Suite à "des discussions franches" avec Fabio Celestini, Alexandre Pasche n'a pas été convoqué contre Grasshopper. Benjamin Kololli non plus...

Keystone

Alors que la victoire lui tendait les bras, Lausanne n’a pas réussi à préserver sa victoire (1-1 contre GC) suite à un penalty qui devait provoquer la colère du président Alain Joseph. «C’est un scandale de plus, fulminait le boss du LS. Chaque fois que M. Jaccottet nous siffle, il y a un problème.» La saison dernière, l’homme en noir avait déjà fait des siennes à la Pontaise, notamment contre Lucerne le 30 octobre 2016, quand il avait accordé aux visiteurs un penalty inexistant transformé par Neuymar dans les arrêts de jeu (92e, 2-3).

Ce samedi, la première surprise était venue de l’absence de Pasche et Kololli sur la feuille de match.
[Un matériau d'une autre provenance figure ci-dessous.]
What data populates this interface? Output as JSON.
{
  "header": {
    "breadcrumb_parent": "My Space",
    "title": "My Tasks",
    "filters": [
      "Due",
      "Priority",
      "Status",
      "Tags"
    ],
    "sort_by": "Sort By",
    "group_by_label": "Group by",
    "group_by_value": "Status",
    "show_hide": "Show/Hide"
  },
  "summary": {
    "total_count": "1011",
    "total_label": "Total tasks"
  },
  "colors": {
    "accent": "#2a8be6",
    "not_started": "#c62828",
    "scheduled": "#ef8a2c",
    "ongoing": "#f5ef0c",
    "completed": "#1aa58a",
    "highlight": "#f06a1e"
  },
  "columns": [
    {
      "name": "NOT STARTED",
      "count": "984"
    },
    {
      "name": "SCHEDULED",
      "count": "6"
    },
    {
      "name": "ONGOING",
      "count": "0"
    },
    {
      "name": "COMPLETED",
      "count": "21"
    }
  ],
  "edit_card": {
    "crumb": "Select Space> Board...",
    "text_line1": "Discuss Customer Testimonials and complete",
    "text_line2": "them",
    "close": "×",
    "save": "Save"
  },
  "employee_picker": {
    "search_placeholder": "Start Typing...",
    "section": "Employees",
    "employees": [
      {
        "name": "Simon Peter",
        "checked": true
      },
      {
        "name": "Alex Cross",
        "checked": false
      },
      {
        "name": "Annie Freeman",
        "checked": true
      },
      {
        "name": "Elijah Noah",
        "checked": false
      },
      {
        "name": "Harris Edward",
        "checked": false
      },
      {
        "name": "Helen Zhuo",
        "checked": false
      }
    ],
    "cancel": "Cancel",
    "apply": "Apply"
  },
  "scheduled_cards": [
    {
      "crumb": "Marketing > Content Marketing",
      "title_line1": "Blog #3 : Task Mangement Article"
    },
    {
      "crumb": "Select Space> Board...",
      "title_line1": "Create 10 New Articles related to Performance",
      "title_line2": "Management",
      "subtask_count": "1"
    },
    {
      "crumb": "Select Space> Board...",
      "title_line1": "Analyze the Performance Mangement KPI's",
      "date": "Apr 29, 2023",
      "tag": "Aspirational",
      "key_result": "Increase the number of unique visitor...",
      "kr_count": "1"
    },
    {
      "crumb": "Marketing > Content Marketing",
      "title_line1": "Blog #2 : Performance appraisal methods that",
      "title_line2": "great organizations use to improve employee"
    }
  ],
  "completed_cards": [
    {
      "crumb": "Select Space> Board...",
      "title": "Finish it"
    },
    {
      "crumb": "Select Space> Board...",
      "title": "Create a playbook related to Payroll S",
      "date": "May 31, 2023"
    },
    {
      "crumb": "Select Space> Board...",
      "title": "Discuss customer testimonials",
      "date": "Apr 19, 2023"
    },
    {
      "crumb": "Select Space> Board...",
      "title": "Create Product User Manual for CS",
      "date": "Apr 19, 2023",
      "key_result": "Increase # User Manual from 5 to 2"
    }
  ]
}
Officiellement, les deux joueurs n’ont simplement pas été convoqués - comme Delley, le gardien remplaçant Berchtold et Kabacalman d’ailleurs - mais d’autres versions circulent. L’une d’elles, véhiculée par une rumeur persistante, laisse entendre que les deux «écartés» s’en seraient pris physiquement à Fabio Celestini, qu’une altercation aurait éclaté la semaine dernière à l’entraînement. Une version démentie par Alexandre Pasche lui-même. «Il y a eu de bonnes et franches discussions, on s’est expliqué mais en aucun cas, il y a eu des coups, explique le milieu de terrain croisé dans les tribunes. Je démens catégoriquement une altercation.»
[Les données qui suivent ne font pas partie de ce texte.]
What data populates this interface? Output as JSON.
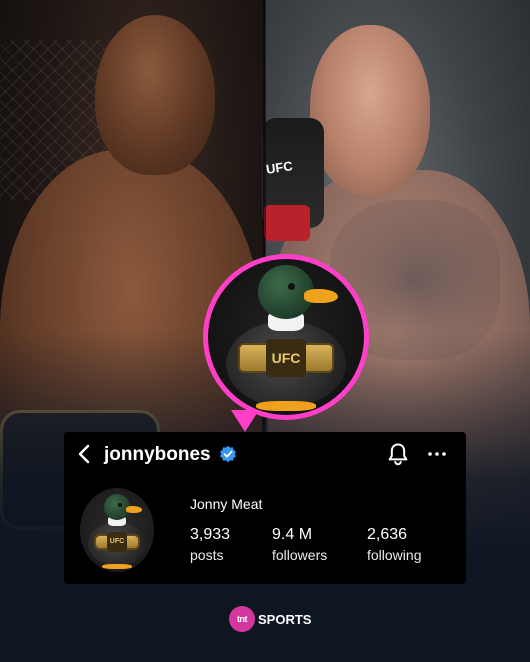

Si lui et Kololli n’ont pas trouvé grâce aux yeux de Fabio Celestini, c’est semble-t-il plutôt parce que celui-ci les «accuse» d’avoir outrepassé la loi du vestiaires, en trahissant ses codes. Comment Alain Joseph, qui s’est entretenu avec les intéressés avant le coup d’envoi, a-t-il vécu cette double mise à l’écart? «C’est une décision technique, qui relève du coach et non du président, répond-il. Dans ma tête, j’ai mes réflexions. Si elles avaient été appliquées, aurait-on eu pour autant de meilleurs résultats? Rien ne permet de l’assurer.»

Mais au moment où Lausanne devrait pouvoir s’appuyer sur un vestiaire uni, peut-il se permettre le luxe de laisser dans la bordure un joueur comme Kololli? La lanterne rouge vaudoise a deux semaines pour retrouver une cohésion qui ne soit pas de façade. En instaurant un vrai dialogue par exemple?